Load balancing and expert collapse
MoE training has one characteristic failure mode: if the router learns to favor one expert overwhelmingly, that expert gets the bulk of the gradient signal and improves, while the others receive little signal and stagnate. You end up with one expert doing most of the work, which defeats the purpose.
To prevent this, MoE training adds an auxiliary load-balancing loss that penalizes the model when traffic to experts becomes too unequal. The goal is to keep utilization distributed across the available experts.
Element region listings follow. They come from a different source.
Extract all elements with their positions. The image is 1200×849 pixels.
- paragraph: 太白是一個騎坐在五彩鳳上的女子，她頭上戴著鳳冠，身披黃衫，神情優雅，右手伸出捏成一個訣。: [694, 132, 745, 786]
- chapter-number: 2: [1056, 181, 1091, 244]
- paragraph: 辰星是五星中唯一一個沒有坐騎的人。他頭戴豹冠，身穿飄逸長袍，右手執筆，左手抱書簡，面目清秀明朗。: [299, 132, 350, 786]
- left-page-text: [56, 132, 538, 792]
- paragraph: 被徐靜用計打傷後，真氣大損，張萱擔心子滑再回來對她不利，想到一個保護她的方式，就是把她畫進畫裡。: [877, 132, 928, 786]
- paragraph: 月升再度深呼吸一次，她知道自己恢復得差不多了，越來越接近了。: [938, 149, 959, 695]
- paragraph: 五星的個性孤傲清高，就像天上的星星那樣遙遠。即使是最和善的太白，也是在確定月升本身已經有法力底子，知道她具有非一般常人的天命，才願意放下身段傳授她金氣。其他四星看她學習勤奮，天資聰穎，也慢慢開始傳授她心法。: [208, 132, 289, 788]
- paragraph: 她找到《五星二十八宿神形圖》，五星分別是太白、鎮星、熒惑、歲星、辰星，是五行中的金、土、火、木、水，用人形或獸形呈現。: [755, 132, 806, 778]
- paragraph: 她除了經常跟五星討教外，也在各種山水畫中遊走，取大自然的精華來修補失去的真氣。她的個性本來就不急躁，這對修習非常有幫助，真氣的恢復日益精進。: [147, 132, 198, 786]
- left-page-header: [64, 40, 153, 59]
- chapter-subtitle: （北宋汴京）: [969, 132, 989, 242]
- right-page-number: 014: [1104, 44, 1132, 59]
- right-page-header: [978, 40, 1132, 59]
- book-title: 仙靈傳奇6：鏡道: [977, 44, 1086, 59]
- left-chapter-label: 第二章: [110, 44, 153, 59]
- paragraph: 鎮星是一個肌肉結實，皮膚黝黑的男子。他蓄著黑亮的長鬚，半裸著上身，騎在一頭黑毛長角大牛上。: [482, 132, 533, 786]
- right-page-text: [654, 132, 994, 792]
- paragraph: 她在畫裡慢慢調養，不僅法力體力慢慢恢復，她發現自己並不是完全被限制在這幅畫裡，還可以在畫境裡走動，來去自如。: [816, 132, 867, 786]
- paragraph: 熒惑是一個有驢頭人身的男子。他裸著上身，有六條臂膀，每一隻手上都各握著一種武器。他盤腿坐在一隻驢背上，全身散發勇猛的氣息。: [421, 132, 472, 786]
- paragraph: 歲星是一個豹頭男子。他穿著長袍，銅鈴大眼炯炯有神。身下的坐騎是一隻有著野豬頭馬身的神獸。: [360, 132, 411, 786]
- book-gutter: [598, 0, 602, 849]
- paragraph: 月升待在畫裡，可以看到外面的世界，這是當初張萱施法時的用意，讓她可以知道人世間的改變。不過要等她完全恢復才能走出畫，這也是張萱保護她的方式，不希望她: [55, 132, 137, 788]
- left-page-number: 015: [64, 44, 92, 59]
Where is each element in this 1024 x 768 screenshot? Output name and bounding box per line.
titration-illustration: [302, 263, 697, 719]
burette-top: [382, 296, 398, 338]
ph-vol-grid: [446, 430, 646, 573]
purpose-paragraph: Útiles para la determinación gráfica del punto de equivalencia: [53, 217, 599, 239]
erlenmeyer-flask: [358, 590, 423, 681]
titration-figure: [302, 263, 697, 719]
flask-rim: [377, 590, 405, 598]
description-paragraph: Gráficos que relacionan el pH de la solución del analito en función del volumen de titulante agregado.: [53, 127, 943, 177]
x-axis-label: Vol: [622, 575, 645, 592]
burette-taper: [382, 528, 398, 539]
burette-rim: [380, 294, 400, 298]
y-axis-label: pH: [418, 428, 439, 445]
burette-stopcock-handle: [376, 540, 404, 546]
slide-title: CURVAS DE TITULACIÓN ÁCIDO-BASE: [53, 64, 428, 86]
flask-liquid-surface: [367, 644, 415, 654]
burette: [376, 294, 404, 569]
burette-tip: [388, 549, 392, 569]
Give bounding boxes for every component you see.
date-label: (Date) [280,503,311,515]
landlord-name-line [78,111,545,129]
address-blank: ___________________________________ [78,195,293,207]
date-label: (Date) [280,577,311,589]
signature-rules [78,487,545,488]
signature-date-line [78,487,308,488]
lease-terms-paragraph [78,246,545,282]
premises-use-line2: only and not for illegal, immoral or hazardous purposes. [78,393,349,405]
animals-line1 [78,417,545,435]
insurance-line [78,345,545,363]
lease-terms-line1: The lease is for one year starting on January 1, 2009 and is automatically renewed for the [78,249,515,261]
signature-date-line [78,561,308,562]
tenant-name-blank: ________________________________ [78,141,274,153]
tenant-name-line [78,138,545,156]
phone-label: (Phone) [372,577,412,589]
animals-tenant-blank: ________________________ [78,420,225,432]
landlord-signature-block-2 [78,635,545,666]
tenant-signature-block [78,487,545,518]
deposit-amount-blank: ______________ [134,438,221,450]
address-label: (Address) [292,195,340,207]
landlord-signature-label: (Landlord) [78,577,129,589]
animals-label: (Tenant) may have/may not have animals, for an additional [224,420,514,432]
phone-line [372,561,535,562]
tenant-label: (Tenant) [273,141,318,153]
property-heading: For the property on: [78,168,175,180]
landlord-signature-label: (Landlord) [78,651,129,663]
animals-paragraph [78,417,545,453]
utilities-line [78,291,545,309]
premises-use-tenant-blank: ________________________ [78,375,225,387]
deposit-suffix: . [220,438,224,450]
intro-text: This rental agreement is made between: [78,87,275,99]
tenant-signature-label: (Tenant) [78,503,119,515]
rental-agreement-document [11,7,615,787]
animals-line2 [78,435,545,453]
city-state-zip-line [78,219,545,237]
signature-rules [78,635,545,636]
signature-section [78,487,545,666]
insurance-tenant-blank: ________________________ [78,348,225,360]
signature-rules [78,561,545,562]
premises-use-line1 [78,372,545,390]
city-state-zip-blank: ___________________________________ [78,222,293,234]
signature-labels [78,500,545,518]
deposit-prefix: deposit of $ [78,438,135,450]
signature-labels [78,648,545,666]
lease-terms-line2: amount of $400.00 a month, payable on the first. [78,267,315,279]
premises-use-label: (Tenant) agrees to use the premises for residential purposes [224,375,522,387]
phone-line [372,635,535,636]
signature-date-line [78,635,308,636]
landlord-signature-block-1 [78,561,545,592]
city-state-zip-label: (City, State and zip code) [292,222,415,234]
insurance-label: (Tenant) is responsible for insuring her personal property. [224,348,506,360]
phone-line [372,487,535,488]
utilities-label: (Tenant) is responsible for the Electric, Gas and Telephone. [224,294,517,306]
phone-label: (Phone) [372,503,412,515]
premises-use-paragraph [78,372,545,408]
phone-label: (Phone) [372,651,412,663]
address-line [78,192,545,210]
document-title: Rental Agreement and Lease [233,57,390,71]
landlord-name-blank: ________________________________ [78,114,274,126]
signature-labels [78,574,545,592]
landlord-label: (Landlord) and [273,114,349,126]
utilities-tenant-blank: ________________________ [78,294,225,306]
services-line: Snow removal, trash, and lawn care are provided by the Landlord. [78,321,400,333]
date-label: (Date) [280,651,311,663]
The tradeoff is real: too aggressive a load-balancing constraint forces tokens to sub-optimal experts for the sake of fairness, which hurts quality. Too permissive and you risk collapse. Papers in this area treat the balance between quality and utilization as a live research problem, not a solved one.
The memory constraint
Here’s what consistently surprises people. MoE models have lower compute requirements per inference step, but their memory requirements don’t shrink proportionally. All 46.7 billion parameters of Mixtral 8x7B need to sit in GPU memory, even though only 12.9 billion are doing active computation on any given token.
You need the VRAM to hold the full model. A GPU that can comfortably run a 13B dense model can’t run Mixtral 8x7B without quantization. The compute savings are real, but memory footprint stays tied to total parameter count, not active parameter count. Local deployment planning has to account for this gap.
Why this matters in 2026
MoE is no longer experimental. Several of the most capable models publicly available use this architecture. Grok 1 from xAI is a confirmed MoE with 8 experts. DeepSeek V2 uses a refined variant called DeepSeekMoE that further separates shared from routed experts.
The pattern across all of them is the same: sparse activation allows teams to build models with far more total capacity than they could deploy economically as dense architectures. The representational richness of a very large model, at inference costs closer to a smaller one.
For developers and businesses in Africa integrating AI via API, this matters for a direct reason. The economics of sparse inference are better than dense inference at comparable capability levels. When frontier providers run enormous models behind APIs and still offer declining prices, MoE architecture is part of how that’s possible. The technology isn’t abstract: it’s in the cost structure of tools you’re already using.
The practical implication: stop comparing models by total parameter count as a proxy for capability or cost. A large MoE and a smaller dense model can be similar in inference cost while being very different in capability. Understanding which dimension matters for your use case requires knowing what kind of model you’re working with.
Common misconceptions
“Experts specialize by topic.” Appealing intuition, but not quite right. Experts do develop behavioral patterns, but they’re not cleanly sorted by subject matter in most analyses. You can’t say “expert 3 handles legal text” with confidence. The specializations are subtler and less interpretable than that.
“MoE always beats dense models of the same total size.” The advantage of MoE is in matching performance while reducing inference FLOPs, not in getting more capability from a fixed parameter budget. A well-trained dense model at equivalent active parameters is competitive.
“You can run a large MoE with the same memory as a model of its active size.” Wrong. Memory scales with total parameters. Compute scales with active parameters. People confuse these constantly. Plan for total size when estimating VRAM requirements.
“GPT-4 is definitely a MoE.” Plausible but unconfirmed by OpenAI. Architecture details for most frontier models remain proprietary. Speculating that all frontier models are MoE because some are is an inference error.